Bode phase plots of 6061 aluminum alloy at a 303 K, b 313 K and c 323 K and various flowrates in the presence of 1000 ppm inhibitor

Fig. 8
figure 8

Bode magnitude plots of 6061 aluminum alloy at a 303 K, b 313 K and c 323 K and various flowrates in the presence of 1000 ppm inhibitor

The presence of a protecting and thin isolated inhibitor film is a characteristic of the high frequency time constant, whereas the LF time constant relates to the process of corrosion at unprotected sites. The latter is a consequence of electrolyte penetrating into the pores present in the inhibitor film.

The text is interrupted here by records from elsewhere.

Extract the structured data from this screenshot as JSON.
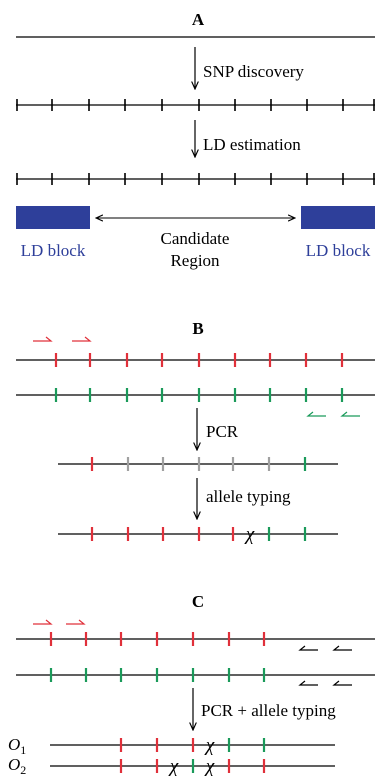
{
  "panel_a": {
    "label": "A",
    "step1": "SNP discovery",
    "step2": "LD estimation",
    "left_block": "LD block",
    "right_block": "LD block",
    "region_line1": "Candidate",
    "region_line2": "Region",
    "block_color": "#2e3f9a"
  },
  "panel_b": {
    "label": "B",
    "step1": "PCR",
    "step2": "allele typing",
    "crossover": "χ"
  },
  "panel_c": {
    "label": "C",
    "step1": "PCR + allele typing",
    "o1_label": "O",
    "o1_sub": "1",
    "o2_label": "O",
    "o2_sub": "2",
    "crossover": "χ"
  },
  "colors": {
    "red": "#e0303a",
    "green": "#1a9a5a",
    "gray": "#a0a0a0",
    "black": "#000000"
  }
}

The impedance of the alloy at lower flow rate of 4 L min−1 is larger as compared to other higher flowrates which reveals that the inhibitor shows a better performance at lower flowrates.

SEM morphology

Figure 9a depicts the pits, craters formed due to corrosion and erosion. Ploughing mechanism and lip formation may be observed in Fig. 9b. The particles in the slurry slide over the electrode resulting in ploughing [42]. The lip formation can also be seen on the eroded surface. Impingement at an angle of 90° results in the formation of crater ‘‘lips’’ of deformed material due to fatigue. In nature, these lips are fragile and would be removed by successive impact by the particles [43]. Further, these are successively removed as platelets after successive particle impact [44]. When the slurry impinges at 90°, normal stress is applied at the electrode even though the film is broken, it still remains on the surface of the electrode, providing a certain level of protection [20].

Fig. 9
figure 9

SEM morphology of the aluminum alloy samples after the slurry impingement showing various regions

Conclusion

  1. 1.

    The results depict that enhancement in flowrate decreases the protection efficiency of Commiphora Mukul against erosion corrosion.

  2. 2.

    The inhibitor Commiphora Mukul showed a highest inhibition efficiency of 54% at 1000 ppm concentration, temperature of 303 K, and flowrate of 4 L min−1.

  3. 3.

    The low protection efficiency may be ascribed to drastic turbulence flow and greater wall shear stress throughout the test, which checks the inhibitor adsorption and harms the adsorbed inhibitor film.

  4. 4.

    The impedance spectrum reveals that the erosion corrosion mitigation mechanism for 6061 aluminum alloy in artificial seawater is both charge and diffusion controlled.